Downloads objects within a Google Cloud Storage bucket, optionally filtered by a prefix.

Introduced in version 1.0.0.

# Common config fields, showing default values
input:
label: ""
gcp_cloud_storage:
bucket: "" # No default (required)
prefix: ""
scanner:
to_the_end: {}

Metadata

This input adds the following metadata fields to each message:

- gcs_key
- gcs_bucket
- gcs_last_modified
- gcs_last_modified_unix
- gcs_content_type
- gcs_content_encoding
- All user defined metadata

You can access these metadata fields using function interpolation.

Credentials

By default Bento will use a shared credentials file when connecting to GCP services.
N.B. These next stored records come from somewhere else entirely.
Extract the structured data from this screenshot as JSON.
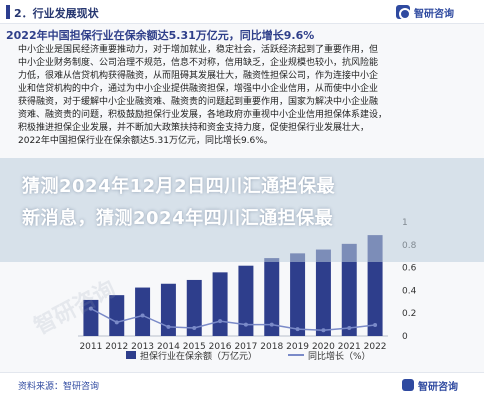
{
  "header": {
    "section_label": "2．行业发展现状",
    "logo_text": "智研咨询"
  },
  "title": "2022年中国担保行业在保余额达5.31万亿元，同比增长9.6%",
  "paragraph_lines": [
    "中小企业是国民经济重要推动力，对于增加就业，稳定社会，活跃经济起到了重要作用，但",
    "中小企业财务制度、公司治理不规范，信息不对称，信用缺乏，企业规模也较小，抗风险能",
    "力低，很难从信贷机构获得融资，从而阻碍其发展壮大，融资性担保公司，作为连接中小企",
    "业和信贷机构的中介，通过为中小企业提供融资担保，增强中小企业信用，从而使中小企业",
    "获得融资，对于缓解中小企业融资难、融资贵的问题起到重要作用，国家为解决中小企业融",
    "资难、融资贵的问题，积极鼓励担保行业发展，各地政府亦重视中小企业信用担保体系建设，",
    "积极推进担保企业发展，并不断加大政策扶持和资金支持力度，促使担保行业发展壮大，",
    "2022年中国担保行业在保余额达5.31万亿元，同比增长9.6%。"
  ],
  "overlay": {
    "line1": "猜测2024年12月2日四川汇通担保最",
    "line2": "新消息，猜测2024年四川汇通担保最"
  },
  "chart_data": {
    "type": "bar",
    "categories": [
      "2011",
      "2012",
      "2013",
      "2014",
      "2015",
      "2016",
      "2017",
      "2018",
      "2019",
      "2020",
      "2021",
      "2022"
    ],
    "series": [
      {
        "name": "担保行业在保余额（万亿元）",
        "type": "bar",
        "values": [
          1.9,
          2.15,
          2.55,
          2.75,
          2.95,
          3.35,
          3.7,
          4.1,
          4.35,
          4.55,
          4.85,
          5.31
        ]
      },
      {
        "name": "同比增长（%）",
        "type": "line",
        "values": [
          0.24,
          0.12,
          0.18,
          0.08,
          0.07,
          0.13,
          0.1,
          0.1,
          0.06,
          0.05,
          0.07,
          0.096
        ]
      }
    ],
    "y2_ticks": [
      "1",
      "0.8",
      "0.6",
      "0.4",
      "0.2",
      "0"
    ],
    "y2lim": [
      0,
      1
    ],
    "ylim": [
      0,
      6
    ],
    "bar_color": "#2e3e8c",
    "line_color": "#7a8ac8"
  },
  "legend": {
    "bar_label": "担保行业在保余额（万亿元）",
    "line_label": "同比增长（%）"
  },
  "footer": {
    "source": "资料来源：智研咨询",
    "logo_text": "智研咨询"
  },
  "watermark": "智研咨询"
}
You can find out more in this document.

Fields

bucket

The name of the bucket from which to download objects.

Type: string

prefix

An optional path prefix, if set only objects with the prefix are consumed.

Type: string
Default: ""

scanner

The scanner by which the stream of bytes consumed will be broken out into individual messages. Scanners are useful for processing large sources of data without holding the entirety of it within memory. For example, the csv scanner allows you to process individual CSV rows without loading the entire CSV file in memory at once.

Type: scanner
Default: {"to_the_end":{}}
Requires version 1.0.0 or newer

delete_objects

Whether to delete downloaded objects from the bucket once they are processed.

Type: bool
Default: false